Deep divisions between Ukraine’s
Russian-speaking eastern regions, where many favour close ties with
Moscow, and the Ukrainian-speaking west, where most want to integrate
into Europe, continue to fuel tensions.
The Crimean
Peninsula, where ethnic Russians are a majority, voted this month to
secede from Ukraine before Russia formally annexed it, a move that
Western countries have denounced as illegitimate. Talk percolates of
similar votes in other Ukrainian regions with large Russian populations,
although none has been scheduled.
Russia has pushed
strongly for federalizing Ukraine giving its regions more autonomy but
Ukraine’s interim authorities in Kiev have rejected such a move. The one
vote that has been scheduled is a presidential election on May 25.
“Only
an all-Ukrainian referendum, not the early presidential elections,
could to a large extent stabilize the political situation and preserve
Ukraine’s sovereignty and territorial integrity,” Mr. Yanukovych said in
a statement carried by the ITAR-Tass news agency.
Russia’s
state RIA-Novosti news agency quoted Alexei Mukhin, a Kremlin-connected
political analyst, as saying while a nationwide referendum would be
difficult to organize in each of Ukraine’s provinces, the country’s
southeastern regions could follow Mr. Yanukovych’s advice.
In
Kiev, Ukrainian prosecutors opened a new investigation against Mr.

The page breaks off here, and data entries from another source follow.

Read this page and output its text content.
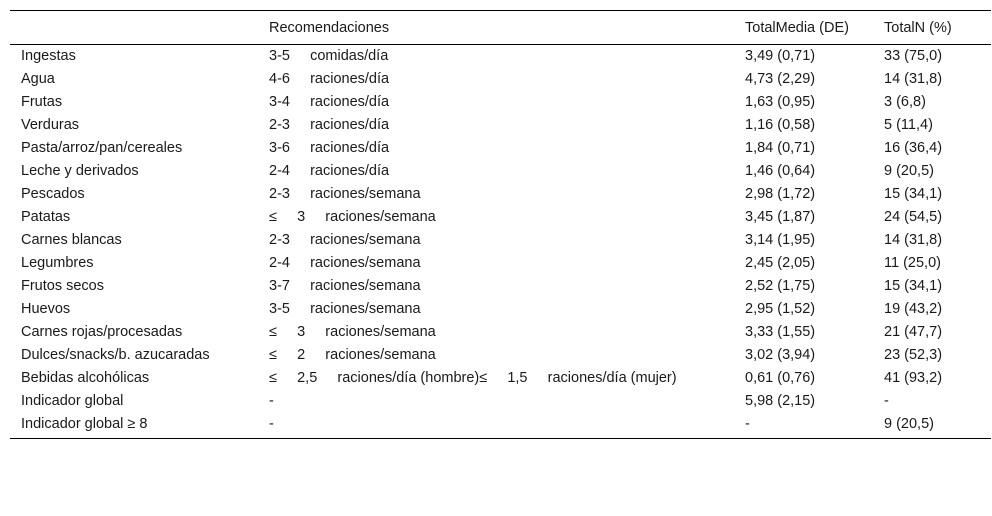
	Recomendaciones	TotalMedia (DE)	TotalN (%)
Ingestas	3-5     comidas/día	3,49 (0,71)	33 (75,0)
Agua	4-6     raciones/día	4,73 (2,29)	14 (31,8)
Frutas	3-4     raciones/día	1,63 (0,95)	3 (6,8)
Verduras	2-3     raciones/día	1,16 (0,58)	5 (11,4)
Pasta/arroz/pan/cereales	3-6     raciones/día	1,84 (0,71)	16 (36,4)
Leche y derivados	2-4     raciones/día	1,46 (0,64)	9 (20,5)
Pescados	2-3     raciones/semana	2,98 (1,72)	15 (34,1)
Patatas	≤     3     raciones/semana	3,45 (1,87)	24 (54,5)
Carnes blancas	2-3     raciones/semana	3,14 (1,95)	14 (31,8)
Legumbres	2-4     raciones/semana	2,45 (2,05)	11 (25,0)
Frutos secos	3-7     raciones/semana	2,52 (1,75)	15 (34,1)
Huevos	3-5     raciones/semana	2,95 (1,52)	19 (43,2)
Carnes rojas/procesadas	≤     3     raciones/semana	3,33 (1,55)	21 (47,7)
Dulces/snacks/b. azucaradas	≤     2     raciones/semana	3,02 (3,94)	23 (52,3)
Bebidas alcohólicas	≤     2,5     raciones/día (hombre)≤     1,5     raciones/día (mujer)	0,61 (0,76)	41 (93,2)
Indicador global	-	5,98 (2,15)	-
Indicador global ≥ 8	-	-	9 (20,5)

Yanukovych on charges of making calls to overthrow the country’s
constitutional order. He already is being investigated in the deaths of
dozens of Ukrainian protesters who were shot dead in Kiev in February.
Mr.
Yanukovych’s old rival, former Prime Minister Yulia Tymoshenko,
attacked his statement, accusing him of being “a tool aimed at
destroying the independence of Ukraine”.
Mr. Tymoshenko is running in Ukraine’s next presidential election, which Russia has sought to delay.
The
new Ukrainian government and the West, meanwhile, have voiced concerns
about a possible invasion as Russia builds up its troops near the border
with Ukraine. Mr. Putin has warned that Russia could use “all means” to
protect people in Ukraine from radical nationalists.
That
was echoed by Russia’s U.N. Ambassador Vitaly Churkin, who said Mr.
Putin made clear in a March 18 statement that there was not going to be
any new Russian move into Ukraine.
While Mr. Putin
has said Russia doesn’t want a division of Ukraine, he also sought to
cast it as an artificial state created by the Communists that includes
historic Russian regions controversial statements that raise doubts
about the Kremlin’s intentions.
To tamp down those
fears, the Russian Foreign Ministry said on Friday that Moscow allowed
observation flights over the border by Ukrainian, U.S., German and other
Western officials. It said if any major troop concentrations had been
spotted, the West wouldn’t have been shy to speak about it.
Russia
also kept pushing its long-held contention that ethnic minorities in
Ukraine are living in fear of the new interim authorities. The Foreign
Ministry said not just ethnic Russians, but ethnic Germans, Hungarians
and Czechs in Ukraine also are feeling in peril.
“They
are unsettled by the unstable political situation in the country and
are seriously afraid for their lives,” the statement said, without
citing specific incidents.
Russia also said it has responded anew to Western sanctions over Ukraine but did not make any new names public.
Russian
Foreign Ministry spokesman Alexander Lukashevich said some Western
nations have followed the U.S. example and expanded their sanctions
against Russia, adding that Moscow has taken “retaliatory measures,
which are largely tit-for-tat”. He wouldn’t say who the latest targets
were.
The United States, the European Union and
Canada have slapped Russia with travel bans and asset freezes targeting
its officials and lawmakers over the annexation of Crimea.